Connecticut State Police on lookout for birds "jaywalking" on highways

 

Hawk in Connecticut

 

It’s been quite a week for the Connecticut State Police.  A homicide investigation, manhunts, DUI checkpoints, motor vehicle accidents.  But there is one story that put feather in troopers’ hats on social media:  A post on their Facebook page about a hawk walking on I-91 in Cromwell earlier this week.  The post on the Connecticut State Police’s Facebook page got over 1,000 shares and more than 320 comments.  Along with publishing photos of the hawk on the side of the highway, the pun-laden post took flight, triggering a flock of comments.  It read: “Troopers, Connecticut Department of Transportation service patrol and Connecticut State Environmental Conservation Police flocked to the area of I-91 north near exit 21 to provide some assistance to a hawk strolling along the shoulder.  Luckily things didn’t take a turn for the worse and we were able to take the hawk under our wing and protect it from the cars flying by.  No fowl play is suspected in this case - DEEP will be providing further assistance.”  The hawk, which did survive, was taken by Cromwell Animal Control to recover.  Days later, state police used the hawk story to get out a highway safety message.
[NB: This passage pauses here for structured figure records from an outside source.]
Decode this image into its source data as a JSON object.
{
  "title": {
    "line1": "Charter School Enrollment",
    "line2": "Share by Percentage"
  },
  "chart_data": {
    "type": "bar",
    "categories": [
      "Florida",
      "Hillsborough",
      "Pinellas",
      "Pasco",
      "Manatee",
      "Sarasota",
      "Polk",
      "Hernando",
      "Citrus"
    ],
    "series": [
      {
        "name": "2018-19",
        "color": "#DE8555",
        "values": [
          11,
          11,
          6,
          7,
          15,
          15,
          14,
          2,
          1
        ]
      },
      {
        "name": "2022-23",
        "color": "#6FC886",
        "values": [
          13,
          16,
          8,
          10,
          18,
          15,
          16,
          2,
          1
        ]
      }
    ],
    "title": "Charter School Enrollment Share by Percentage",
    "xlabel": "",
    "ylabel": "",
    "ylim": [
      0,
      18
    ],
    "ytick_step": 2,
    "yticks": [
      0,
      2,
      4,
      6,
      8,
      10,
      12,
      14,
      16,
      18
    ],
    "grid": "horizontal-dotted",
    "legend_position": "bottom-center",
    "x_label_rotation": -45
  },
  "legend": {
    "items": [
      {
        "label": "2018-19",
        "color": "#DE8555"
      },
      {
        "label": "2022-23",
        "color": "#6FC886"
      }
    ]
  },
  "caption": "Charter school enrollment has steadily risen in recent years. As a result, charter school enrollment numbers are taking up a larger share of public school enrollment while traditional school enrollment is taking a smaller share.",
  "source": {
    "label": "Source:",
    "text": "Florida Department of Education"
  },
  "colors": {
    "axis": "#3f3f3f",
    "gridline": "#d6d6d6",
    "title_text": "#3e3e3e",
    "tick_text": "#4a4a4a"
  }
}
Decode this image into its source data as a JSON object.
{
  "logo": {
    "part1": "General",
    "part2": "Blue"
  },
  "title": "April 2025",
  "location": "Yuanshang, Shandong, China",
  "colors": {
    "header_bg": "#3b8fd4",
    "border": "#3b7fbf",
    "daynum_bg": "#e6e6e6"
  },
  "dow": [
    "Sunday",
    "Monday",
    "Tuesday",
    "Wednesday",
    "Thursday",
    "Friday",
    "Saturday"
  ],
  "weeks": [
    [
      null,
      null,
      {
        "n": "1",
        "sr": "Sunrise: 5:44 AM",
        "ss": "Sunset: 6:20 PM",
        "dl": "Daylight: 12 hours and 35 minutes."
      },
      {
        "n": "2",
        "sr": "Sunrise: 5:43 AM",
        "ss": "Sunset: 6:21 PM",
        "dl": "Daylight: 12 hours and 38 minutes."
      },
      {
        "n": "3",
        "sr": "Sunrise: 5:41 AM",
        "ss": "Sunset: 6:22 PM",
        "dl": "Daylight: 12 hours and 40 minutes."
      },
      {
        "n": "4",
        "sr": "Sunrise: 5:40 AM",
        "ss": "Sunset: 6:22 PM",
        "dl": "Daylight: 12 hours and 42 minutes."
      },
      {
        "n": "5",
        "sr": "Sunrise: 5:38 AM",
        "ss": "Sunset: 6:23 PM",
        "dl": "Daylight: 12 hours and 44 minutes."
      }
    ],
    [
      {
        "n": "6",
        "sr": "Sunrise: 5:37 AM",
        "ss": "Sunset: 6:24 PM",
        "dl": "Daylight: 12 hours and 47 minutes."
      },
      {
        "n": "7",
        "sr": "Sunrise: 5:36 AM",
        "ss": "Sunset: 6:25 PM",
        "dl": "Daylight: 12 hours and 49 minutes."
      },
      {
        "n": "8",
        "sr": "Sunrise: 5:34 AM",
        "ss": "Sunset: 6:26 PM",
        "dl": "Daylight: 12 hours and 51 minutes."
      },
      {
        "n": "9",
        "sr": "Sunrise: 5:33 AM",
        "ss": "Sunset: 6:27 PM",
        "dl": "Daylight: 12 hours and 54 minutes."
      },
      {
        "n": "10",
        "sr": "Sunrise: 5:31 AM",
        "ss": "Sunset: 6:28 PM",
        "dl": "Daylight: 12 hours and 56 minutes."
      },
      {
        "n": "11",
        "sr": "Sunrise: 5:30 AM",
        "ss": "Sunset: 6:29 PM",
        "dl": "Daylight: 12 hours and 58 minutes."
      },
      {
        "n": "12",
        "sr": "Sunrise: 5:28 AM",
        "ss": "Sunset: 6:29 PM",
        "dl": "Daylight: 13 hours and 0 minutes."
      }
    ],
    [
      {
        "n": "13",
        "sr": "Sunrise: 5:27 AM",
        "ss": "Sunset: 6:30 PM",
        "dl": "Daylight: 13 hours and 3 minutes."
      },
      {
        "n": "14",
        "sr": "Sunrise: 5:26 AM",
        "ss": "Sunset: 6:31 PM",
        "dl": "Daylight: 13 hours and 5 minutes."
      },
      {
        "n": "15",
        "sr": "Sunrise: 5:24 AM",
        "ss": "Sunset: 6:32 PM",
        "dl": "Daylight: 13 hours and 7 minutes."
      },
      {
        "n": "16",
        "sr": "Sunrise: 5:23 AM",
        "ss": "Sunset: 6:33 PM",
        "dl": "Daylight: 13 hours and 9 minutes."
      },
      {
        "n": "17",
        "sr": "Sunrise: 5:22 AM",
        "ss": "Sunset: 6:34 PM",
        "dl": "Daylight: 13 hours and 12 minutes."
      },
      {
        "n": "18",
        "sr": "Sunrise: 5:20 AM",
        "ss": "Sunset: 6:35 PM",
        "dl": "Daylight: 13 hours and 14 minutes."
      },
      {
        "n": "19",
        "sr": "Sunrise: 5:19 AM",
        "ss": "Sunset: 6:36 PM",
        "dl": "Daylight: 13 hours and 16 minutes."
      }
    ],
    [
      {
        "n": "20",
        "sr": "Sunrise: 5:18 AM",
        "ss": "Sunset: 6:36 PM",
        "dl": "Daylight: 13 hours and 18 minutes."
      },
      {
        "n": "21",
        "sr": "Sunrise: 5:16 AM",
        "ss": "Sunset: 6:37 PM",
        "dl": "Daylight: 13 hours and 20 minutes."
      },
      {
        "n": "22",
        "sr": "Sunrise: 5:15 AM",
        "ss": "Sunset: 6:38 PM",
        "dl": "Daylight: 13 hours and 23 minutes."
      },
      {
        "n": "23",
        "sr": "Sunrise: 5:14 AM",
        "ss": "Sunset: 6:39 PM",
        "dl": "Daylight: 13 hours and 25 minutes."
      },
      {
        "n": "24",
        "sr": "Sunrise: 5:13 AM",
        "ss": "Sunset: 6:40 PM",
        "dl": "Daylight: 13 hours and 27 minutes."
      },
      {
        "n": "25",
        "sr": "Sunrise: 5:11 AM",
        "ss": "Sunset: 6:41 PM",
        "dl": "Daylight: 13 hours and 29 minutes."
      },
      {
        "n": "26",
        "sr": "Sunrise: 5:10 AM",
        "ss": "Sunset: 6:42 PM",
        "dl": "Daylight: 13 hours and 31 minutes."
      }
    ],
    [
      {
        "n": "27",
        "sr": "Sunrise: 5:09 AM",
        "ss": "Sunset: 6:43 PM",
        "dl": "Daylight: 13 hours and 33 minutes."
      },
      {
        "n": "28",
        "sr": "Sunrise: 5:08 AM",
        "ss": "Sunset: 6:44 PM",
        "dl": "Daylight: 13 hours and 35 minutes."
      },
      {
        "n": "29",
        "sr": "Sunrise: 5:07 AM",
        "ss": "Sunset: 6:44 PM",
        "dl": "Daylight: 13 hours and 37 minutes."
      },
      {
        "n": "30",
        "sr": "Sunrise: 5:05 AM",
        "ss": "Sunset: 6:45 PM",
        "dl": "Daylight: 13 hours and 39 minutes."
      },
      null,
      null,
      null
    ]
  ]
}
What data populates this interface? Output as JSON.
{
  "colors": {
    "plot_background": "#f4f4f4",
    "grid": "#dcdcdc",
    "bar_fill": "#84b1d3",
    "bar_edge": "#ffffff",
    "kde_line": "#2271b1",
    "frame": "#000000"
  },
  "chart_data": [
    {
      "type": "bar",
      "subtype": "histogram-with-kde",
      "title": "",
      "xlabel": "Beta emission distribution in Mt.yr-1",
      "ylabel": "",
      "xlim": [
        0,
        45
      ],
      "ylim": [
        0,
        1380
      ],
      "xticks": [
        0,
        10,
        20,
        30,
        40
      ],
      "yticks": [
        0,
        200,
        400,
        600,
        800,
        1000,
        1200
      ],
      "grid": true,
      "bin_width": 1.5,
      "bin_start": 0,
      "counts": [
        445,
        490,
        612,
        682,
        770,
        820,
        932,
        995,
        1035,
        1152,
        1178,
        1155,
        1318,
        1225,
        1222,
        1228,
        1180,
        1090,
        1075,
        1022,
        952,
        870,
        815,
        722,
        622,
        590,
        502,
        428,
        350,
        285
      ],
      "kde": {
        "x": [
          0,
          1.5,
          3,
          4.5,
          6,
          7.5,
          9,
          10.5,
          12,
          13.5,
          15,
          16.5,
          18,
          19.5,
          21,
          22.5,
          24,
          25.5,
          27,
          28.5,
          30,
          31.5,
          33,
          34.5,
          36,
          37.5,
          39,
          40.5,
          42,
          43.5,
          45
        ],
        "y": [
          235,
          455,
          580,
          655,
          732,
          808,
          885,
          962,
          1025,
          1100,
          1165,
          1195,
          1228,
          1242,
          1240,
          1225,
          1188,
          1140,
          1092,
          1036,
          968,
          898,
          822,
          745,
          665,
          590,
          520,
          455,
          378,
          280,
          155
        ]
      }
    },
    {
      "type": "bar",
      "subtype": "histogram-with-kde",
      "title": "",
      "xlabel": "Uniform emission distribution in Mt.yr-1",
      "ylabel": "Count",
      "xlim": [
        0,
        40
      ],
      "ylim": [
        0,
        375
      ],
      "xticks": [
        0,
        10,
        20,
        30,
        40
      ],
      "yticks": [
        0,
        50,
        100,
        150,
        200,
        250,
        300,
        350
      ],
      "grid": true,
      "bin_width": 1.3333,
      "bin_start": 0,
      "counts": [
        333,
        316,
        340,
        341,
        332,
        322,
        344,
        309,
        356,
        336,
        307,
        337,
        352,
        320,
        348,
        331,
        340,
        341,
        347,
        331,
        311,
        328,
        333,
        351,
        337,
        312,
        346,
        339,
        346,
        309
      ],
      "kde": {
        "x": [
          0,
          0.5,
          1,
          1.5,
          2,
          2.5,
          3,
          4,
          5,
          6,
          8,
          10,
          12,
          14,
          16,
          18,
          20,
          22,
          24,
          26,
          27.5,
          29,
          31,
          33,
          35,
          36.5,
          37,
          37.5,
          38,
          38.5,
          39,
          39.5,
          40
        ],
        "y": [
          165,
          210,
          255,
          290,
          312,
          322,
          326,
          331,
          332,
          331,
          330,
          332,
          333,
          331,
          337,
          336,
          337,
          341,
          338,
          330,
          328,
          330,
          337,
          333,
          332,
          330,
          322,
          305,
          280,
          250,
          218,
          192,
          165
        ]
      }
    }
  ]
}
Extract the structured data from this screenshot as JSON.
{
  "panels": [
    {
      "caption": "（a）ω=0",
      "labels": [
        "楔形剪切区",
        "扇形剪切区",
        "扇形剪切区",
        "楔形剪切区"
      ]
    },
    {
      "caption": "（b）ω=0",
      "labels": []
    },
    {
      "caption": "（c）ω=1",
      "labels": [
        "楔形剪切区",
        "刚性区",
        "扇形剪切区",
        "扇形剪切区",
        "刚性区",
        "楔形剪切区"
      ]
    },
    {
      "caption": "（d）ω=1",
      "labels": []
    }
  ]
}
Using a photo of the hawk walking down the highway, Trooper Tyler Weerden, who is the state police’s social media specialist, created a graphic titled “Hawk’s Corner. Winging Good Information Your Way.” It answered the question:  “recently saw a hawk on the highway and couldn’t help but wonder if any laws were broken?”  After saying no laws were broken “just a few ruffled feathers,” it listed want is not allowed on the highway, like pedestrians, Segways, golf carts and “shenanigans.”  The post, again, received a number comments and likes including one from Eva MariaPuo:  “I have to say you guys are managing this page very well.  You find creative and funny ways to get message across.  Kudos to your social media rep!”  Many other people are also noticing.  In the last year, state police have greatly expanded their presence on social media with 19,962 followers on Twitter and 44,674 likes onFacebook.  And, the bird stories keep on coming.  On Saturday morning, Weerden posted on the state police Facebook page another bird walking on the side of the interstate highway.  “Not sure what's going on this week but now we have owls hanging out on the highway, 84 E X31 in Southington.  Animal control is en route. Hawk...owl...what's next?”